Nueva York, 1908. Hay una ciudad que no duerme pero tampoco descansa: trabaja. Al sur de Manhattan, en el Lower East Side, las chimeneas de las fábricas textiles escupen un humo espeso que se mezcla con la humedad fría que sube desde el East River. La niebla del río se queda atrapada entre los edificios altos y estrechos, y durante buena parte del día el barrio parece envuelto en una nube gris que huele a carbón quemado, tela húmeda y aceite de máquina. Allí, en calles angostas donde las ventanas de los talleres permanecen abiertas incluso en invierno para disipar el calor de las calderas, viven y trabajan miles de mujeres jóvenes que todavía no existen para la historia: nadie ha pensado en retratarlas ni en registrar sus nombres. Son parte de una multitud silenciosa que sostiene la industria del vestido de la ciudad.
Llegaron desde muy lejos. Muchas son judías de Polonia, Lituania o Ucrania, familias expulsadas por los pogromos antijudíos del Imperio ruso, esos estallidos de violencia antisemita que en el Imperio ruso arrasaban barrios enteros, saqueaban tiendas, incendiaban casas y obligaban a miles a huir si querían sobrevivir. Otras son italianas del sur —de Sicilia, Calabria, Campania— que cruzaron el Atlántico después de semanas en tercera clase, con una maleta mínima y la esperanza cosida al borde de la ropa. Llegan al puerto, pasan por Ellis Island, y terminan casi inevitablemente en estas calles del Lower East Side, donde siempre hay un taller que necesita manos jóvenes para coser camisas, blusas y vestidos baratos. Tienen dieciséis años, dieciocho, veintidós. Algunas apenas hablan inglés; otras mezclan yidis, italiano y palabras aprendidas en la calle. Se sientan frente a las máquinas desde la mañana hasta que cae la noche, dobladas sobre la tela mientras el ruido metálico de las agujas golpea el aire como una lluvia constante. Y cosen.
Cosen doce horas. Cosen trece. Catorce. Las máquinas de Singer repiquetean en una sinfonía que no tiene melodía sino ritmo de castigo. Las dueñas de sus dedos —porque los dedos ya no les pertenecen a las horas de trabajo— ganan entre tres y siete dólares semanales haciendo lo mismo que sus compañeros varones, que cobran el doble. La explicación nunca es dada de frente: simplemente ocurre, como ocurre la lluvia, como ocurre el hambre, como si la injusticia fuera un fenómeno meteorológico inevitable.

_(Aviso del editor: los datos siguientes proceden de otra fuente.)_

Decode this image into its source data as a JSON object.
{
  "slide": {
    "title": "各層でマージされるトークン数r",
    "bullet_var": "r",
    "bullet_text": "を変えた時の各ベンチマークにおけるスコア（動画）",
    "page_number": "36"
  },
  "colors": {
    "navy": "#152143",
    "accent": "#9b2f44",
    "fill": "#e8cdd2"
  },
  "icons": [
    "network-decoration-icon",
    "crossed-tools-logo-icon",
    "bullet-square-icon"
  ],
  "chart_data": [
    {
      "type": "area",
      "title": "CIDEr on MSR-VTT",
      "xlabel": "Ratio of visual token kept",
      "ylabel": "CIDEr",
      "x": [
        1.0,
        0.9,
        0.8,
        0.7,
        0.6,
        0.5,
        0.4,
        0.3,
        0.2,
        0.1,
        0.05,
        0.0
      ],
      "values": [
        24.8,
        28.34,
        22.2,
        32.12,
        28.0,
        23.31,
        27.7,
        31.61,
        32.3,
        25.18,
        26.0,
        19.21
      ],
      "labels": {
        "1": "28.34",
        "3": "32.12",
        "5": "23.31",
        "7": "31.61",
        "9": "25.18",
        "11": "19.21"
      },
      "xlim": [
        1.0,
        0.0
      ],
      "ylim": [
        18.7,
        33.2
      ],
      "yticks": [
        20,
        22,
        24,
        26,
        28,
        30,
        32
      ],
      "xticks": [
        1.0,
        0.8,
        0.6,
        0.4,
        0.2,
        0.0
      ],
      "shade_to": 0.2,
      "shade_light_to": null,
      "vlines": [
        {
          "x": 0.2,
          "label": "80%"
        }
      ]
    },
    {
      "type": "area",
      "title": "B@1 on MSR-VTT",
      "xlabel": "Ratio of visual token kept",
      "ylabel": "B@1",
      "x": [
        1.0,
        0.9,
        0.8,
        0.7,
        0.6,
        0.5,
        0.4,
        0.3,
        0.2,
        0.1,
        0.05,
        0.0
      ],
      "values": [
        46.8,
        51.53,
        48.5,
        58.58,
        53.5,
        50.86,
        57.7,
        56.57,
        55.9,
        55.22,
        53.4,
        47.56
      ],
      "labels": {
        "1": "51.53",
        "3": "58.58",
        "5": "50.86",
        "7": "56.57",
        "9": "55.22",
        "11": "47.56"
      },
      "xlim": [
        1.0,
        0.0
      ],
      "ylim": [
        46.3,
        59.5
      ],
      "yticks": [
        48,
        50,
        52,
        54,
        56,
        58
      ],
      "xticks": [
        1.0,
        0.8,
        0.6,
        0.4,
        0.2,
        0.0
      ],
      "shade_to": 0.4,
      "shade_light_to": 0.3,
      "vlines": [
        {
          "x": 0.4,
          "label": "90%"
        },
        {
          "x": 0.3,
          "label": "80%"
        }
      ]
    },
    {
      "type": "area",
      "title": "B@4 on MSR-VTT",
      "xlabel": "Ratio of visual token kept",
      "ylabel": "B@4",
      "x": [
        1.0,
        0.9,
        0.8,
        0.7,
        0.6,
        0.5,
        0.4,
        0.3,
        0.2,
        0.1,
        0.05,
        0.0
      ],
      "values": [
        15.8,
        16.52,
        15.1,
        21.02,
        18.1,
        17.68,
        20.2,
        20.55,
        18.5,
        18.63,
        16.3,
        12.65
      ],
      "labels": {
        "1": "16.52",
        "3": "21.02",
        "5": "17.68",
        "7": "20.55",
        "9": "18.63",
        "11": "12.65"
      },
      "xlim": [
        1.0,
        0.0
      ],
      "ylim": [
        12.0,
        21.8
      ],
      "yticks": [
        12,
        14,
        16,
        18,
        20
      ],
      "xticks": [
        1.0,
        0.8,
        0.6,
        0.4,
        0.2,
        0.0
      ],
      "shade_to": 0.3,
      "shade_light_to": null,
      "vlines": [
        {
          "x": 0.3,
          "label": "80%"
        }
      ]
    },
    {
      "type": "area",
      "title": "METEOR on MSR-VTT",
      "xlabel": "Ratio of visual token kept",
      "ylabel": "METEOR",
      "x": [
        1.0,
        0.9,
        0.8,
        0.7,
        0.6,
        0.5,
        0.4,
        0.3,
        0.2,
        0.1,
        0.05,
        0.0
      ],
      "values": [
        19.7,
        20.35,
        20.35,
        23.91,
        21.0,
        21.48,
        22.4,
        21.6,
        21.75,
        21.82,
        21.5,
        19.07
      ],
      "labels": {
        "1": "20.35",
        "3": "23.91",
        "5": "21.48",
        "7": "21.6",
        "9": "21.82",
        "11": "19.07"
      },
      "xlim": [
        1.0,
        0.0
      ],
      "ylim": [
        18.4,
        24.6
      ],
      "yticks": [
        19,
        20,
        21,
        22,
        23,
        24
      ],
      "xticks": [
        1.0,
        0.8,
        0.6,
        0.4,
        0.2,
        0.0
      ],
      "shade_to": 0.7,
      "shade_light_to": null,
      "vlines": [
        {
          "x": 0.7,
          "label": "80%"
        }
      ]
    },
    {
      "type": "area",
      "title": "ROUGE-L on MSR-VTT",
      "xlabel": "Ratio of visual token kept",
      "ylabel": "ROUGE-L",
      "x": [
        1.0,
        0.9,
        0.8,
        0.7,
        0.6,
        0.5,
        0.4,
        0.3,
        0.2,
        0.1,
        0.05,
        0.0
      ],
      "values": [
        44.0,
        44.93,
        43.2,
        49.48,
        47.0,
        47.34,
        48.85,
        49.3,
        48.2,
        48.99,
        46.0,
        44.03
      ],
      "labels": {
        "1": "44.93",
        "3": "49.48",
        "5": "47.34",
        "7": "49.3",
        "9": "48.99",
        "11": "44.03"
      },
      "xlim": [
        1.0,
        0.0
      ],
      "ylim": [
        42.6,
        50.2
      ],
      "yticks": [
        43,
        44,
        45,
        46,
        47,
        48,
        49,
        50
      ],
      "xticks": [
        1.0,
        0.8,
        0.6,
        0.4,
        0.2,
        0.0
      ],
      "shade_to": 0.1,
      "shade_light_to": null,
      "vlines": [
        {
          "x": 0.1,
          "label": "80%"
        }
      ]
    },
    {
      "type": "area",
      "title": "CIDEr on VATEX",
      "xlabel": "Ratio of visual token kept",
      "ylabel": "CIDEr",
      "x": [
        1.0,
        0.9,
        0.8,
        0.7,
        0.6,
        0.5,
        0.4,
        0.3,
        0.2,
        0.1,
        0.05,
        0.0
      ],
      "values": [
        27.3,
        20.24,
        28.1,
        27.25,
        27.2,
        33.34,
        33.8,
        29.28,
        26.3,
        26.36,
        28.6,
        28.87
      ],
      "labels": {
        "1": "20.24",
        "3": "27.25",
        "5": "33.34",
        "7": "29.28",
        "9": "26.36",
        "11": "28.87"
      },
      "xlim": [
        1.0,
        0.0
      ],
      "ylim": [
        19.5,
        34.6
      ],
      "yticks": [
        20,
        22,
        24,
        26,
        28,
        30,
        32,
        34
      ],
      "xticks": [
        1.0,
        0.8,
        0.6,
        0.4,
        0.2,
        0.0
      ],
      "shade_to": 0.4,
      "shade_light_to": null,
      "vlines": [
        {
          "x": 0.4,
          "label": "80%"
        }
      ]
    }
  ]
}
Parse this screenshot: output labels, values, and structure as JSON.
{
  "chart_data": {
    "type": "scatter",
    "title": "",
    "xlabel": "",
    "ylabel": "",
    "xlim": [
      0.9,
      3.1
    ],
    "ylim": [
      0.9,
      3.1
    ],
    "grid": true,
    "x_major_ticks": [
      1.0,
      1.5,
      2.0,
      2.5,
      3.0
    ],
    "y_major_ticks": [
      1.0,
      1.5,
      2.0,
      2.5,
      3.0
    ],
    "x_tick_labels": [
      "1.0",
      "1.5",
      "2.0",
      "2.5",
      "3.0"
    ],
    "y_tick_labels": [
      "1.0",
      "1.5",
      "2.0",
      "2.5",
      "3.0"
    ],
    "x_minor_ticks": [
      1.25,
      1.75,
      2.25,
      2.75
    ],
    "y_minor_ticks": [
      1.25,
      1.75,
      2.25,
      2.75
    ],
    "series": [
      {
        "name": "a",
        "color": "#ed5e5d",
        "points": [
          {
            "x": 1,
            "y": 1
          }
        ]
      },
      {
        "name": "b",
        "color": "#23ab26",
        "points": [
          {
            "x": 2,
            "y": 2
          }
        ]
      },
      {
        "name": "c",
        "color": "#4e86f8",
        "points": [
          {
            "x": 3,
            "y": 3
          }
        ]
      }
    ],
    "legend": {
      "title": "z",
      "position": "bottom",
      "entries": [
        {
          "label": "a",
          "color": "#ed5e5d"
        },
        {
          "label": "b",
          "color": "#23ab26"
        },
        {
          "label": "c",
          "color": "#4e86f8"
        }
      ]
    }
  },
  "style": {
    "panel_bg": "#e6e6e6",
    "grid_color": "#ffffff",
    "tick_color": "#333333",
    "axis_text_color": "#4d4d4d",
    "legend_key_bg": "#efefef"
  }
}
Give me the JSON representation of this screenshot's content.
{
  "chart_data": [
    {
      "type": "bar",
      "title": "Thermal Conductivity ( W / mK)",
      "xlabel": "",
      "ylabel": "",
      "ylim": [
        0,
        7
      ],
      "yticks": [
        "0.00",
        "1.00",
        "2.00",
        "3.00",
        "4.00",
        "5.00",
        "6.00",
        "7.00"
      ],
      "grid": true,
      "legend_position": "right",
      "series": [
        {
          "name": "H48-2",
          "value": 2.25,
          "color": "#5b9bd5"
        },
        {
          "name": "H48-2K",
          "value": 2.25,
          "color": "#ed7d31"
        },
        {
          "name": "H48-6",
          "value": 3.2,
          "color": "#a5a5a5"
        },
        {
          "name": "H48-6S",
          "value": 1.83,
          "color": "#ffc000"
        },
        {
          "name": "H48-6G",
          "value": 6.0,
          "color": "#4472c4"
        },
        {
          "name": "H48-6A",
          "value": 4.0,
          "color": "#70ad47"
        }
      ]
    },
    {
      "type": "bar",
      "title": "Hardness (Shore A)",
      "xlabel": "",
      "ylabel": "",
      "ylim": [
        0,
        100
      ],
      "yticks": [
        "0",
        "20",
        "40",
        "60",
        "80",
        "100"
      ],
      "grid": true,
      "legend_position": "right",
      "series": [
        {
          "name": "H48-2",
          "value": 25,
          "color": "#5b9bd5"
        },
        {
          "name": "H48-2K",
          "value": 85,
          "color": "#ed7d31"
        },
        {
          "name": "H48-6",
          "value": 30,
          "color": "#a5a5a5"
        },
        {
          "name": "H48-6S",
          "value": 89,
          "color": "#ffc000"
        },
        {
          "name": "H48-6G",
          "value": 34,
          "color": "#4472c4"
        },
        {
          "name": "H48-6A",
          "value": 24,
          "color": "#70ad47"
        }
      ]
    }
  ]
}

En ese año de 1908, quince mil mujeres marcharon por Broadway exigiendo jornadas de trabajo humanas, salarios iguales y el derecho a votar. Gritaron en inglés, en yiddish, en italiano. La policía las miró con el gesto de quien observa una curiosidad menor. La prensa las llamó histéricas, agitadoras, mujeres de vida alegre inducidas por socialistas extranjeros. No eran nada de eso. Eran costureras que no querían morir cosiendo.
Clara Zetkin tiene una idea que cambia el calendario
Clara Zetkin nació en 1857, el mismo año en que —según una leyenda que los historiadores desmantelarán cien años después— las trabajadoras textiles de Nueva York habrían protagonizado la primera gran protesta de mujeres obreras. La coincidencia temporal entre su nacimiento y la fecha mítica de aquel supuesto levantamiento no es accidental: parece que la historia, cuando no tiene buenos datos, los inventa a la medida del símbolo.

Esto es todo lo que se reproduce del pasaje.